プロだからすごく早くわかる近道はないのだなー。
(勘の良し悪しはあると思う)。

僕は1つを調べるのに2時間は耐えられない。
頭かきむしりたくなってしまう。
しかも今すぐにでもしたいことは目の前にあって、それが毎回中断されて回り道になった感覚がある。
そして、答は知ってしまえばたぶん単純なところにある。それがわからないのがイラつく。
僕は人に対してはイラつかないほうだが、コンピュータに対してはすぐにイライラしてしまう。
苦手意識があるのだ。
イラついて淡々と調べることができないから、「必ずわかる」とは信じていない。

我ながらスジが悪い。
昔からの性格だ。
物事を乱暴に進めてあとでかえって面倒になる。
結局効率が悪い。

人よりていねいにできる領域もあるけれど(文章を書くとかね)、コンピュータ関係とか、技術的なことは苦手だ。

〈人的情報は貴重であり、便利である〉

つまりねー。
こういうことは人に教えてもらうのがいいね。
2時間かかる調べ物が、3分で解決するかもしれない。
そんなに高度なことがわからないのではない。
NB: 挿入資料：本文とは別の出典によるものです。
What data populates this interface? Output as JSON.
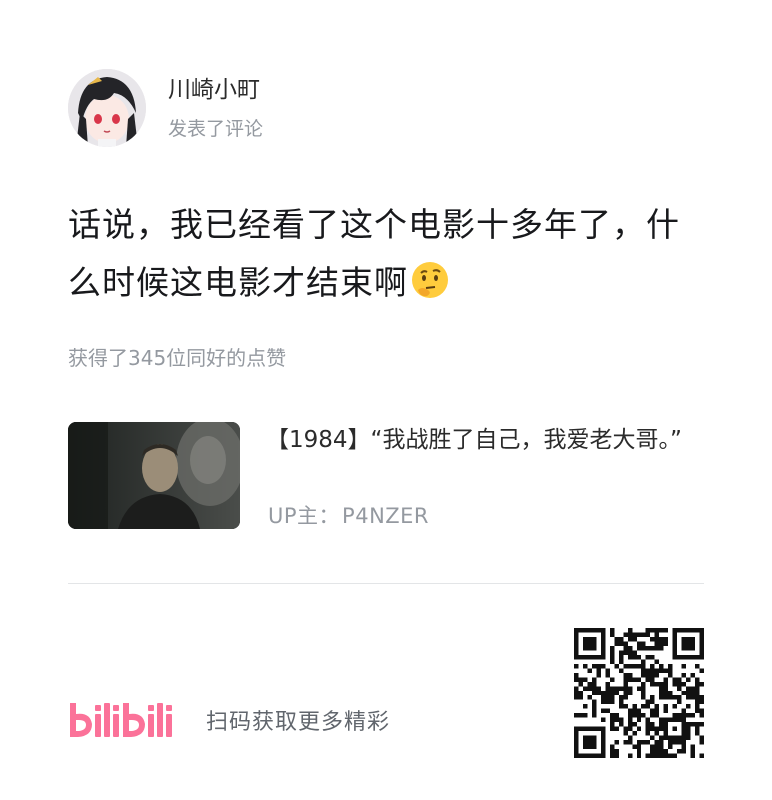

たぶん超初歩的な疑問だから。

編集のアシスタントとか経験して、単純作業から自然に覚えるのが理想的だ。
人的な情報というのは、ピンポイントで知りたいことが返ってくるから。

ネットや本の情報は、いくら大量にあっても、その中から必要なものを探し出すのがたいへん。
一見網羅的な情報に見えて、全然網羅的ではない。
final cut pro の機能は多様多岐に渡っている。
いきなりゼロから始めるのはかなり無謀かもしれない。
ずいぶんと便利はなってもやはり専門家の領域である。

〈止まらない限り絶望はない〉

なんか恐ろしいほど長々と書いたけど、つまり今はかなり困った状態だ、ということを記録しておきたかった。

それでも後ろには戻っていない。
毎日かたつむりのように前進している。
昨日よりは今日のほうが数ミリ進んでいる。

スタッフ探しのときもカメラマンと女優さんがネックになって、半年以上停滞していた。
でも、その間も自分の中で映画は熟成していたと思う。
今もなにごとかを感じたり吸収したりしている。
やめてしまったり、止まらない限りは絶望ではない。
そのうちに何かよい道が見つかるだろう。

一通りのことを覚えて、次第にスイスイと編集できるようになる日を夢見ている。